Big data use in dental research is proving quite useful in identifying potential confounding variables and health factors that could affect treatment outcomes. For invasive procedures like dental implant placement, the more information available to ensure a good long-term outcome, the better. Dental Tribune International spoke with Dr Georgios Chatzopoulos, co-author of a retrospective analysis of more than 50,000 implant cases, about how he was able to use big data to identify potential causes of implant failure and what his results could mean for implantology and research.
Dr Georgios Chatzopoulos. (Image: Georgios Chatzopoulos)
Dr Chatzopoulos, could you share with our readers what led you to explore the failure rates of dental implants on such a large scale?
My research interest in exploring dental implant complications began when I was a postgraduate student at the University of Minnesota, where we started analysing electronic health records of patients who visited the dental clinics for dental implants. Studies with small sample sizes cannot be used, as their findings are not generalisable. There, I realised that it is crucial to evaluate data on a larger scale.
What advice could you offer to researchers and clinicians involved in developing preventive care models but who are not sure where to start with working with large volumes of data for research? It is crucial to collaborate with people who have different expertise, for example statisticians, data analysts and research coordinators. Working with other research groups that have similar research interests may also add value to a research project. In addition, before someone starts working with large data sets, they will need to identify a research question and determine the type of data that will be needed to answer it. A protocol for data collection, for inclusion and exclusion criteria, and for data analysis must be developed prior to the initiation of the study.

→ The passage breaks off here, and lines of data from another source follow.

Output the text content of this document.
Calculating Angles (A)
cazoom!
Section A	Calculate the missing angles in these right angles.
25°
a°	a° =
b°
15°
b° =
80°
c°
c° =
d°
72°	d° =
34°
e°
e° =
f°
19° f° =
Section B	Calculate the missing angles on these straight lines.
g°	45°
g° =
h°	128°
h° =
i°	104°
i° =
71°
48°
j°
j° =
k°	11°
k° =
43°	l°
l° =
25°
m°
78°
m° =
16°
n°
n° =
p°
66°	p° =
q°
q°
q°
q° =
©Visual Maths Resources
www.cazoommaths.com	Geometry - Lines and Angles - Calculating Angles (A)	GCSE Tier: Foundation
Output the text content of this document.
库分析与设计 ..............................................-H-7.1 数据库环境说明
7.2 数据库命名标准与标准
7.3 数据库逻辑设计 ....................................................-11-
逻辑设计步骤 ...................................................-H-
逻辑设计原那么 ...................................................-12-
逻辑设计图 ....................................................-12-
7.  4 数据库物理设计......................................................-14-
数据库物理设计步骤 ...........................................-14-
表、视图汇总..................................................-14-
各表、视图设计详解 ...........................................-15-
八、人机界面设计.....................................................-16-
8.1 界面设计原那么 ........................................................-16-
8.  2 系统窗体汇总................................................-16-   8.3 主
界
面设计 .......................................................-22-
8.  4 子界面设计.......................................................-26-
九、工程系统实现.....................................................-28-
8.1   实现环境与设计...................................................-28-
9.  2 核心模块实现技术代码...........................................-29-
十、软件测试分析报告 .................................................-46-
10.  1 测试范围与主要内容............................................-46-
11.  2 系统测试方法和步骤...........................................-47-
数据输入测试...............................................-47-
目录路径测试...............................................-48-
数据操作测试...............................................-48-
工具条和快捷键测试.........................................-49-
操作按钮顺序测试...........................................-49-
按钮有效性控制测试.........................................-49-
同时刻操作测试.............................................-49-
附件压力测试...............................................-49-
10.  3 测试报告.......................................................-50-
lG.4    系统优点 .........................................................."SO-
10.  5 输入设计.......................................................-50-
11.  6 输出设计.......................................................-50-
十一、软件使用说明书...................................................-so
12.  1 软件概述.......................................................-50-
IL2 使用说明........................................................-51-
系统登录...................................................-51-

It is also critical to consider the clinical impact of the research question and how the research findings may improve everyday clinical practice. Therefore, the clinical implication of research using large volumes of data is of paramount importance.
In this regard, have you gathered any specific insights on collaborating with a multitude of organisations to obtain that data? In our research, we utilised data from the BigMouth Dental Data Repository, which is an oral health database developed by dental schools that are part of the Consortium for Oral Health Research and Informatics. This multi-institutional repository is derived from electronic health records of dental institutions in the US and is aimed at improving oral health research, education and treatment.
Currently, 11 dental schools share de-identified electronic health records and collaborate closely. The participating dental schools are those of the University of Texas Health Science Center at Houston, Harvard University, Tufts University, the University of California, San Francisco, the University of Pittsburgh, the University of Michigan, the University of Colorado, Loma Linda University, the University at Buffalo, the University of Iowa and the University of Minnesota.
“The clinical implication of research using large volumes of data is of paramount importance.”
Were you surprised by any of the findings or interactions during your research?
We aimed to retrospectively evaluate the long-term implant loss rates and to identify associations between implant failure and patient-related factors in a sample of patients who had consecutively received implant therapy at ten dental universities in the US using a large database. A total of 20,842 patients who received 50,333 dental implants over a 12-year period were included in the analysis, and we concluded that the implant failure rate was 2.7% at the patient level and 1.4% at the implant level. Ethnicity and race were significantly associated with implant failure, and none of the examined systemic conditions were associated with implant loss. The low implant failure rate is in agreement with previous research, but that none of the examined systemic factors and smoking were significantly associated with implant failure was a surprise.
Possibly the quality and quantity of tobacco intake plays a key role and may explain this finding. Different findings have been reported in the literature regarding the effect of systemic diseases and implant treatment outcomes and should be re-examined in the future to establish cause-and-effect relationships. The impact of ethnicity and race on implant outcome has not been evaluated in the past, and our findings cannot be compared with others. The increased prevalence of peri-implantitis, the higher incidence of tooth loss and possibly a genetic predisposition to implant failure may explain our reported significant differences.
Do you have anything else you would like our readers to know about your research or practice or the future of implantology?
We continue to work with large-scale data sets, and we aim to answer clinically relevant questions in the field of implant dentistry and periodontics. Identifying factors that may impact implant and tooth prognosis can minimise the risk of failure and tooth loss, as well as improve the treatment outcome. Understanding potential risk factors and indicators of implant failure prior to the commencement of the treatment may assist clinicians in planning treatment accordingly and facilitate a successful long-term treatment outcome. There is still a lack of consensus on the effect of implant-, patient- and bone-related parameters on the risk of implant failure. One of the key factors for the success of implant therapy is appropriate patient selection.
Editorial note:
Dr Georgios Chatzopoulos received his DDS from the Aristotle University of Thessaloniki in Greece and then completed a certificate in periodontics and a master’s degree in dentistry and biostatistics at the University of Minnesota in the US. He is a diplomate of the American Board of Periodontology and a certified provider of the Pinhole surgical technique. Dr Chatzopoulos runs a specialist practice in Thessaloniki and is a visiting assistant research professor at the University of Minnesota.